11. Das bürgerliche Individuum steht unter dem Zwang, sich in Wert zu setzen, (sich) zu verkaufen, um kaufen zu können. Das bedingt unzählige und aufdringliche Spielarten der charakterlichen Maskierung, sei es Bluff oder Fassade, Mode oder Werbung. Anbieten, Anpreisen, Anmachen sind bürgerliche Formen der Selbstverstellung. Es geht um Täuschung im Sinne des Tauschs.
12. Werbung bedeutet stets so etwas wie eine zugelassene Unwahrheit. Sie kann von ihrer inneren Struktur her gar nicht seriös sein, sie gefällt sich in der maßlosen Propaganda ihrer Ware. Werbung reduziert einen Gegenstand oder ein Verhältnis auf ihre marktschreierische Sequenz. Sie kennt nur ein undifferenziertes und aufdringliches Pro. Werbung ist das Gegenteil von Kritik. Sie ist Täuschung vor dem Tausch.

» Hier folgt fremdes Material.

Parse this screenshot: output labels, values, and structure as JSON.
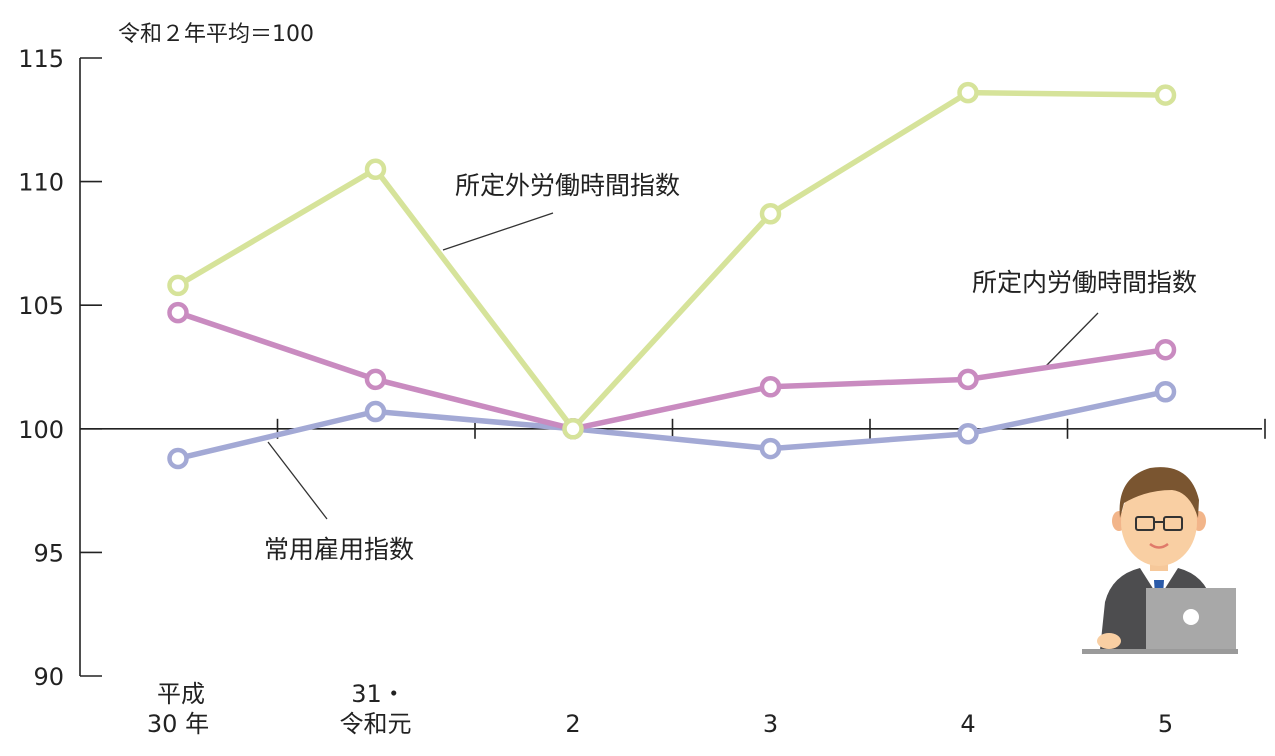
{
  "chart_data": {
    "type": "line",
    "title": "",
    "note": "令和２年平均＝100",
    "xlabel": "",
    "ylabel": "",
    "ylim": [
      90,
      115
    ],
    "yticks": [
      "115",
      "110",
      "105",
      "100",
      "95",
      "90"
    ],
    "categories": [
      {
        "line1": "平成",
        "line2": "30 年"
      },
      {
        "line1": "31・",
        "line2": "令和元"
      },
      {
        "line1": "",
        "line2": "2"
      },
      {
        "line1": "",
        "line2": "3"
      },
      {
        "line1": "",
        "line2": "4"
      },
      {
        "line1": "",
        "line2": "5"
      }
    ],
    "grid": false,
    "series": [
      {
        "name": "所定外労働時間指数",
        "color": "#d6e39a",
        "values": [
          105.8,
          110.5,
          100.0,
          108.7,
          113.6,
          113.5
        ]
      },
      {
        "name": "所定内労働時間指数",
        "color": "#c98bc0",
        "values": [
          104.7,
          102.0,
          100.0,
          101.7,
          102.0,
          103.2
        ]
      },
      {
        "name": "常用雇用指数",
        "color": "#a3a9d5",
        "values": [
          98.8,
          100.7,
          100.0,
          99.2,
          99.8,
          101.5
        ]
      }
    ]
  },
  "illustration": {
    "icon": "office-worker-laptop-icon"
  }
}
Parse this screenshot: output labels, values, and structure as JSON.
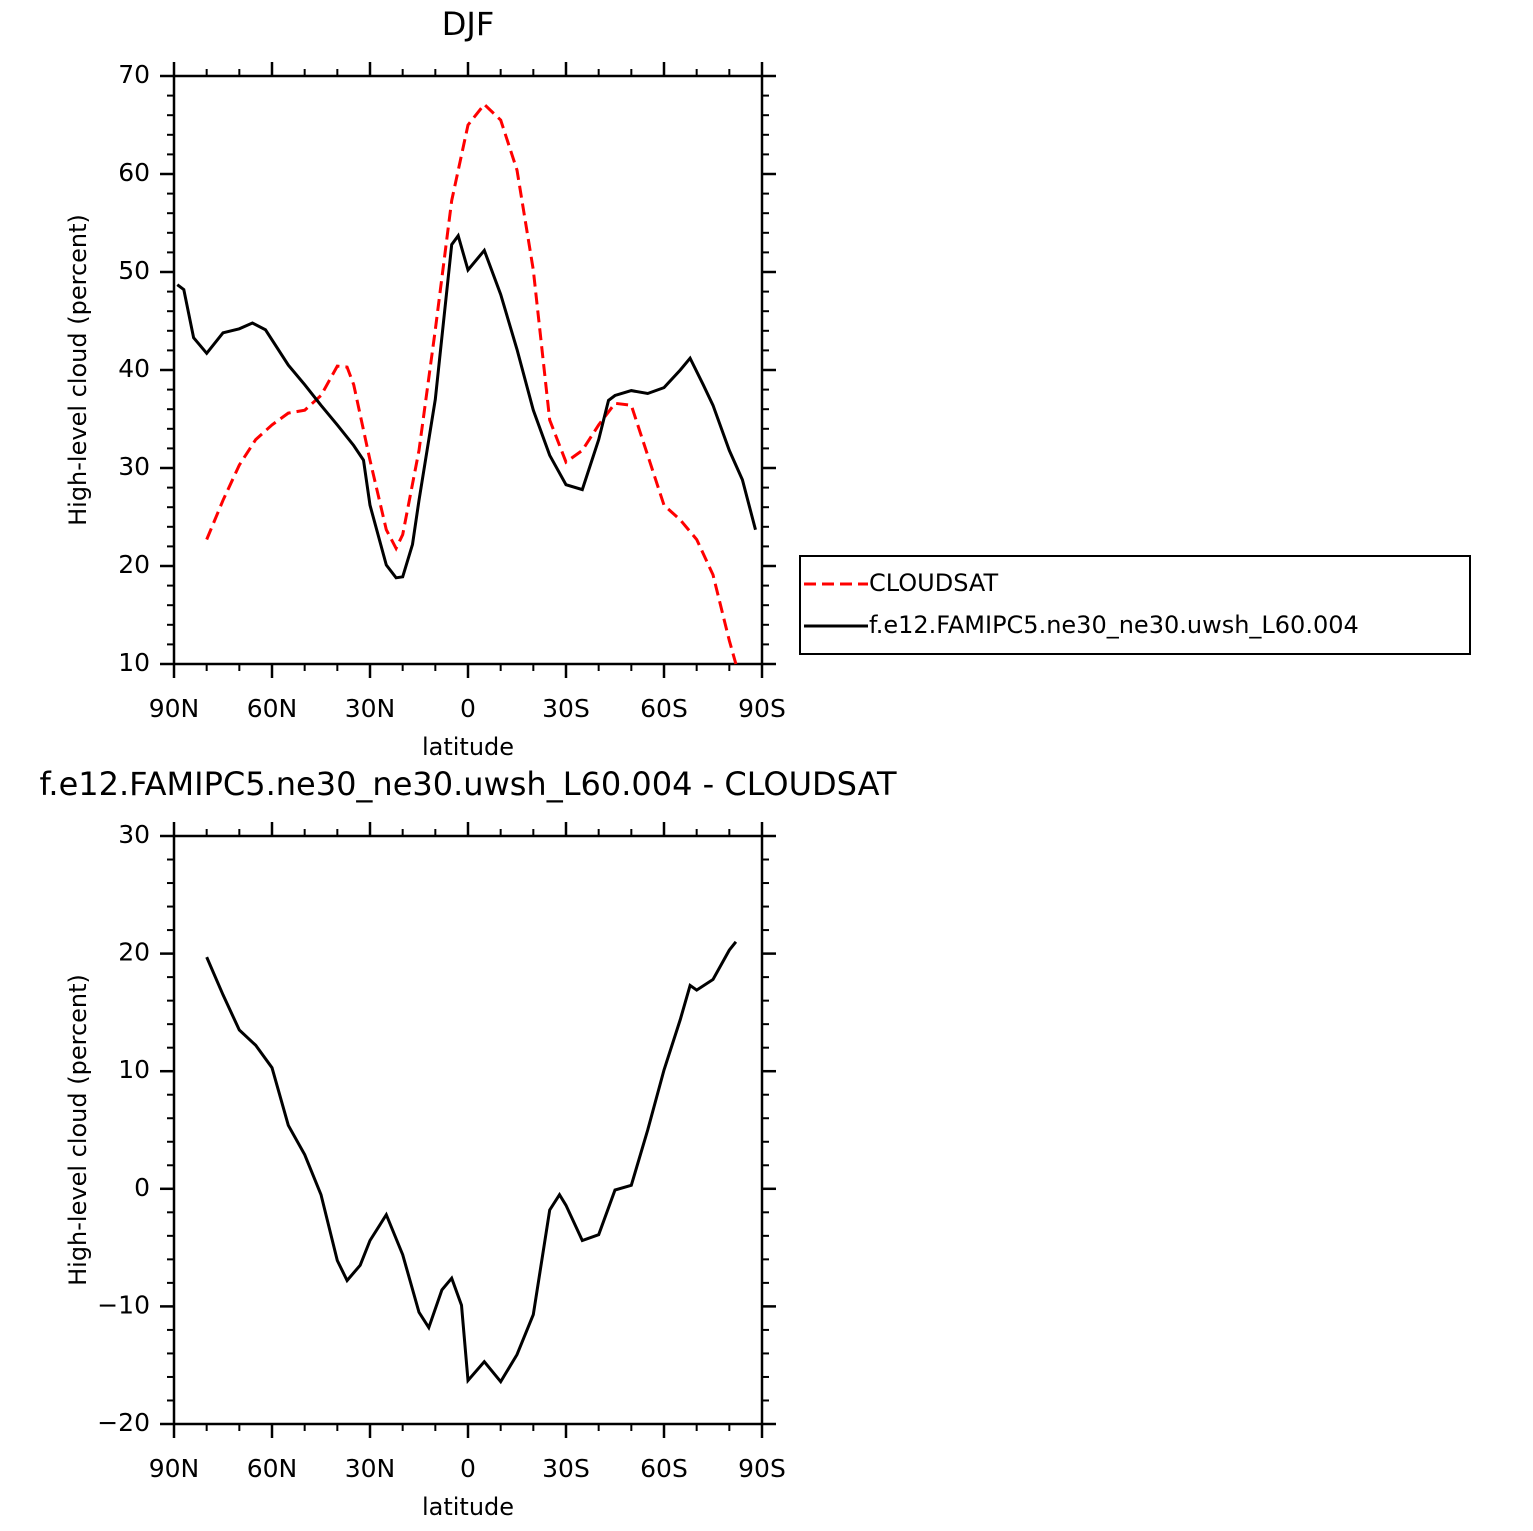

13. Dass gegeben und genommen werden muss, ist selbstverständlich, es ist eine platte und profane Bestimmung menschlichen Lebens. Was ansteht, das ist der Schritt von der negativen Vergesellschaftung, der abstrakten allgemeinen Arbeit, hin zu einer positiven Vergesellschaftung durch konkrete allgemeine Tätigkeiten, die danach fragen, was gewünscht wird, und dementsprechend handeln. Das Bedürfnis gestaltete sich demnach jenseits einer heute allgegenwärtigen In-Wert-Setzung, es ist eine einfach bestimmte Anforderung, nicht eine doppelt kodifizierte Angelegenheit. Der Wert hätte selbstredend als Prinzip ausgedient.